Sponsored by Bill Cassidy (R-LA)
What it does
This bill would automatically approve applications to export liquefied natural gas (LNG) in amounts up to 51.75 billion cubic feet per year by deeming them consistent with the public interest. The Federal Energy Regulatory Commission (the successor to the Federal Power Commission) would be required to grant these applications without modification or delay. Applications to export LNG to countries currently under U.S. sanctions would not receive this expedited treatment.
Who benefits
U.S. natural gas producers and LNG export companies, particularly smaller operators seeking to export below the 51.75 billion cubic feet threshold, would benefit from faster, lower-cost approval processes.
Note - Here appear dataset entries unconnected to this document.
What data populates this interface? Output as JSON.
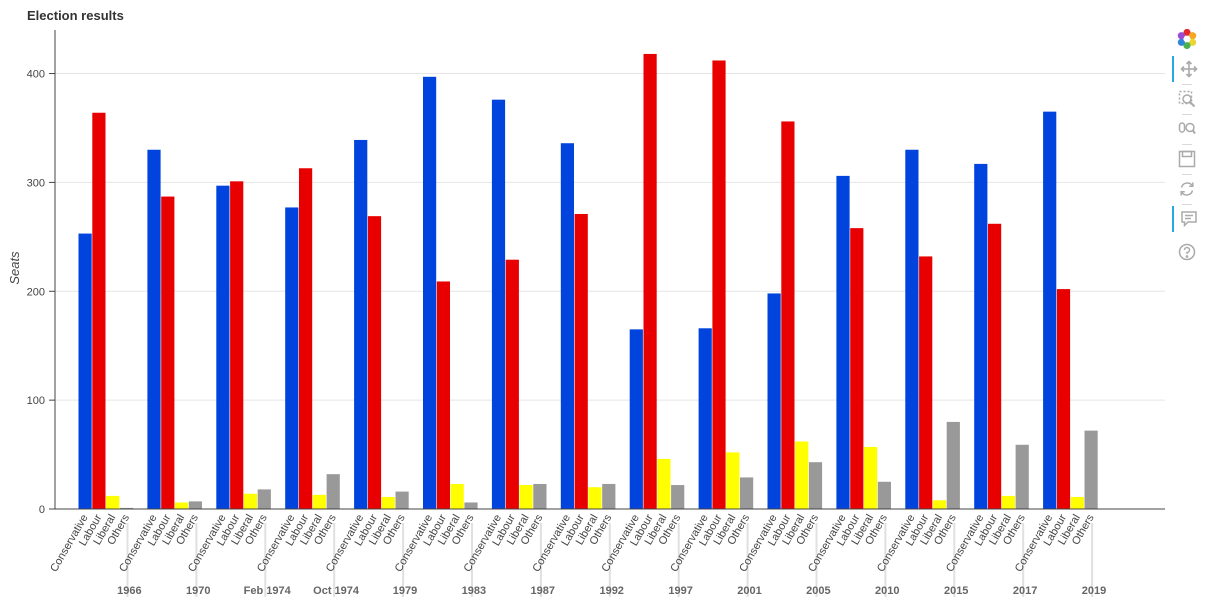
{
  "title": "Election results",
  "chart_data": {
    "type": "bar",
    "title": "Election results",
    "xlabel": "",
    "ylabel": "Seats",
    "ylim": [
      0,
      440
    ],
    "yticks": [
      0,
      100,
      200,
      300,
      400
    ],
    "grid": true,
    "legend": "none",
    "categories": [
      "1966",
      "1970",
      "Feb 1974",
      "Oct 1974",
      "1979",
      "1983",
      "1987",
      "1992",
      "1997",
      "2001",
      "2005",
      "2010",
      "2015",
      "2017",
      "2019"
    ],
    "series": [
      {
        "name": "Conservative",
        "color": "#0044dd",
        "values": [
          253,
          330,
          297,
          277,
          339,
          397,
          376,
          336,
          165,
          166,
          198,
          306,
          330,
          317,
          365
        ]
      },
      {
        "name": "Labour",
        "color": "#e80000",
        "values": [
          364,
          287,
          301,
          313,
          269,
          209,
          229,
          271,
          418,
          412,
          356,
          258,
          232,
          262,
          202
        ]
      },
      {
        "name": "Liberal",
        "color": "#ffff00",
        "values": [
          12,
          6,
          14,
          13,
          11,
          23,
          22,
          20,
          46,
          52,
          62,
          57,
          8,
          12,
          11
        ]
      },
      {
        "name": "Others",
        "color": "#999999",
        "values": [
          1,
          7,
          18,
          32,
          16,
          6,
          23,
          23,
          22,
          29,
          43,
          25,
          80,
          59,
          72
        ]
      }
    ]
  },
  "toolbar": {
    "tools": [
      {
        "name": "bokeh-logo-icon",
        "active": false
      },
      {
        "name": "pan-icon",
        "active": true
      },
      {
        "name": "box-zoom-icon",
        "active": false
      },
      {
        "name": "wheel-zoom-icon",
        "active": false
      },
      {
        "name": "save-icon",
        "active": false
      },
      {
        "name": "reset-icon",
        "active": false
      },
      {
        "name": "hover-icon",
        "active": true
      },
      {
        "name": "help-icon",
        "active": false
      }
    ]
  }
}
Energy companies in countries that import U.S. LNG — especially U.S. allies in Europe and Asia — would gain more reliable access to American natural gas supplies. Domestic natural gas workers and communities near production and export facilities could see increased economic activity.
Who is hurt
Environmental advocacy groups and communities near LNG export terminals or natural gas extraction sites could face increased industrial activity without the current level of regulatory review. Domestic natural gas consumers and industries that use natural gas as an input (such as manufacturing and utilities) could see upward pressure on prices if more supply is directed toward export markets. Competing energy exporters in other countries (e.g., Russia, Qatar) could face greater market competition. Countries under U.S. sanctions would remain excluded from expedited access.
Supporters argue
Supporters argue that the current LNG export approval process is unnecessarily slow and burdensome for smaller-scale exporters, creating regulatory uncertainty that discourages capital investment and delays projects that serve clear national interests. They contend that exporting U.S. natural gas strengthens the energy security of allied nations — particularly in Europe — by reducing their dependence on adversarial suppliers. Supporters also argue that the 51.75 billion cubic feet threshold is modest enough that individual applications pose no meaningful threat to domestic supply or prices, making case-by-case public interest review redundant and inefficient. Streamlining approvals, they argue, would allow American producers to compete more effectively in global energy markets, supporting domestic jobs and economic growth.
Opponents argue
Opponents argue that eliminating individualized public interest review for LNG export applications — even smaller ones — removes an important safeguard that allows regulators to weigh cumulative environmental impacts, domestic energy price effects, and community concerns on a case-by-case basis. They contend that automatically deeming all sub-threshold applications consistent with the public interest is a legal conclusion that Congress cannot responsibly make in advance, without knowledge of future market conditions or environmental circumstances. Opponents also argue that the bill could accelerate fossil fuel infrastructure buildout in ways that conflict with climate change commitments, and that increased exports could raise domestic natural gas prices for households and manufacturers. They further warn that the cumulative volume of many small approvals could be substantial, undermining the significance of the threshold.
Constitutional context
The bill implicates the Commerce Clause (Art. I, §8), which grants Congress authority to regulate international trade, including energy exports. The Nondelegation Doctrine is relevant because the bill effectively removes agency discretion by pre-determining the public interest finding — raising questions about whether Congress is appropriately setting policy or improperly constraining executive branch judgment. Under West Virginia v. EPA (2022) and Loper Bright Enterprises v. Raimondo (2024), courts now apply heightened scrutiny to agency authority and independently interpret statutory mandates, meaning any future regulatory interpretation of this bill's scope would receive no judicial deference. The Necessary and Proper Clause supports Congress's authority to structure the approval process, but the Major Questions Doctrine could be invoked if the bill's aggregate effect on energy markets is deemed sufficiently vast to require clearer congressional authorization.
Checks and balances
This bill would shift authority from the executive branch (specifically the Federal Energy Regulatory Commission) to Congress by pre-determining the outcome of a class of regulatory decisions. FERC would lose its current discretion to evaluate individual small-scale LNG export applications on public interest grounds, reducing its gatekeeping role. Congress would effectively be making the public interest determination legislatively, constraining the executive agency's fact-finding and deliberative function for this category of applications.
Historical precedent
The Natural Gas Act of 1938 and subsequent amendments established the framework for LNG export approvals. The Energy Policy Act of 1992 created a presumption favoring exports to free-trade-agreement nations, offering a partial precedent for tiered, streamlined approval processes based on destination country status.